En el tercer cajón se ubican los que buscan responder sobre todo a las demandas de las bases que los escogieron, como Andrés Manuel López Obrador en México o Luis Arce en Bolivia. Ello trae consigo una retórica de antagonismo hacia los críticos que se apoya en la polarización y no en la construcción de acuerdos nacionales.
Incluso en ocasiones surgen decisiones de carácter autoritario, que rompen con las reglas de juego y crean problemas con los inversionistas o tensiones con los países vecinos. Ello mantiene al sector privado en ascuas, pues los vaivenes y las determinaciones de carácter populista se ven con mayor frecuencia.
Algunos presidentes ni siquiera encajan plenamente en los acápites mencionados.
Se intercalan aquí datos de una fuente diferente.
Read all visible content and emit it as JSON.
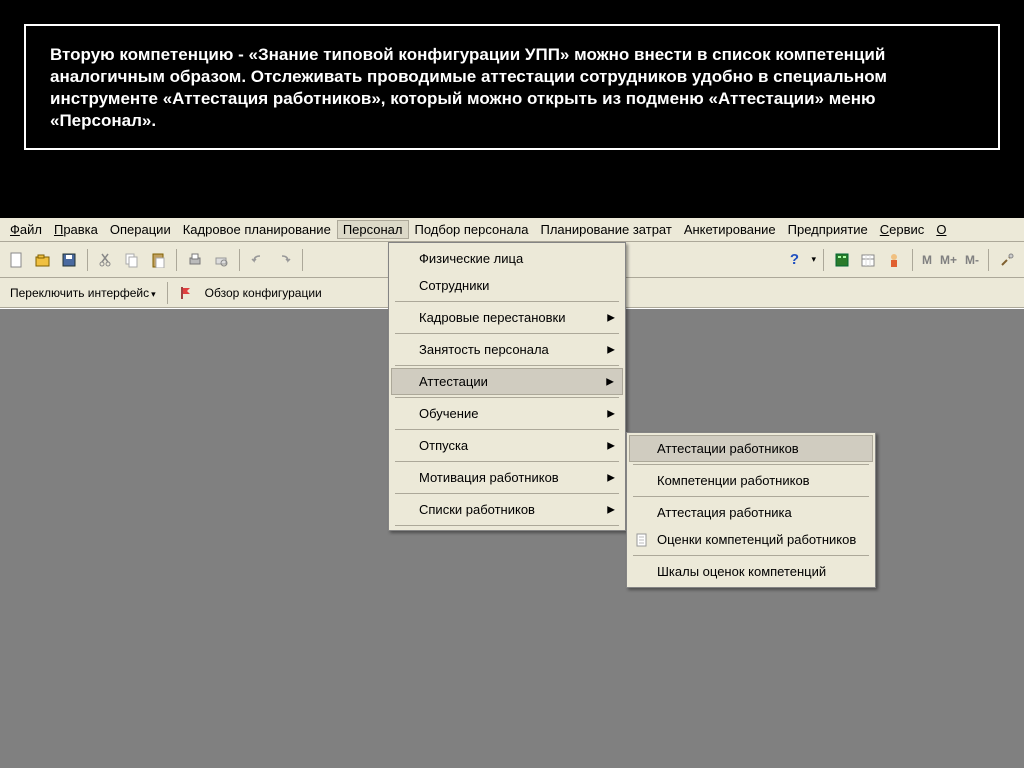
{
  "description": "Вторую компетенцию - «Знание типовой конфигурации УПП» можно внести в список компетенций аналогичным образом. Отслеживать проводимые аттестации сотрудников удобно в специальном инструменте «Аттестация работников», который можно открыть из подменю «Аттестации» меню «Персонал».",
  "menubar": {
    "file": "айл",
    "file_u": "Ф",
    "edit": "равка",
    "edit_u": "П",
    "ops": "Операции",
    "kadr": "Кадровое планирование",
    "personal": "Персонал",
    "podbor": "Подбор персонала",
    "plan": "Планирование затрат",
    "anket": "Анкетирование",
    "pred": "Предприятие",
    "service": "ервис",
    "service_u": "С",
    "win": "О"
  },
  "toolbar2": {
    "switch": "Переключить интерфейс",
    "overview": "Обзор конфигурации"
  },
  "tbtext": {
    "m": "M",
    "mplus": "M+",
    "mminus": "M-"
  },
  "menu_personal": {
    "fiz": "Физические лица",
    "sotr": "Сотрудники",
    "kadr": "Кадровые перестановки",
    "zan": "Занятость персонала",
    "att": "Аттестации",
    "obu": "Обучение",
    "otp": "Отпуска",
    "mot": "Мотивация работников",
    "spis": "Списки работников"
  },
  "submenu_att": {
    "att_rab": "Аттестации работников",
    "komp": "Компетенции работников",
    "att_rab2": "Аттестация работника",
    "ocenki": "Оценки компетенций работников",
    "shkaly": "Шкалы оценок компетенций"
  }
}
Pedro Castillo viene de completar su primer año al frente del Perú y no tiene nada para mostrar, fuera de una rotación interminable de ministros y una popularidad que apenas ronda el 20 por ciento. La que fuera la economía más pujante de la región, ahora apenas avanza por cuenta del desgobierno, sin ver la luz al final del túnel.
Por su parte, Alberto Fernández en Argentina lucha infructuosamente contra la hiperinflación y la falta crónica de divisas. Su peor enemigo no está afuera de la administración, sino adentro, pues la vicepresidenta Cristina Fernández le ha puesto numerosos palos en la rueda, ante lo cual aumenta la probabilidad de una mayor debacle económica.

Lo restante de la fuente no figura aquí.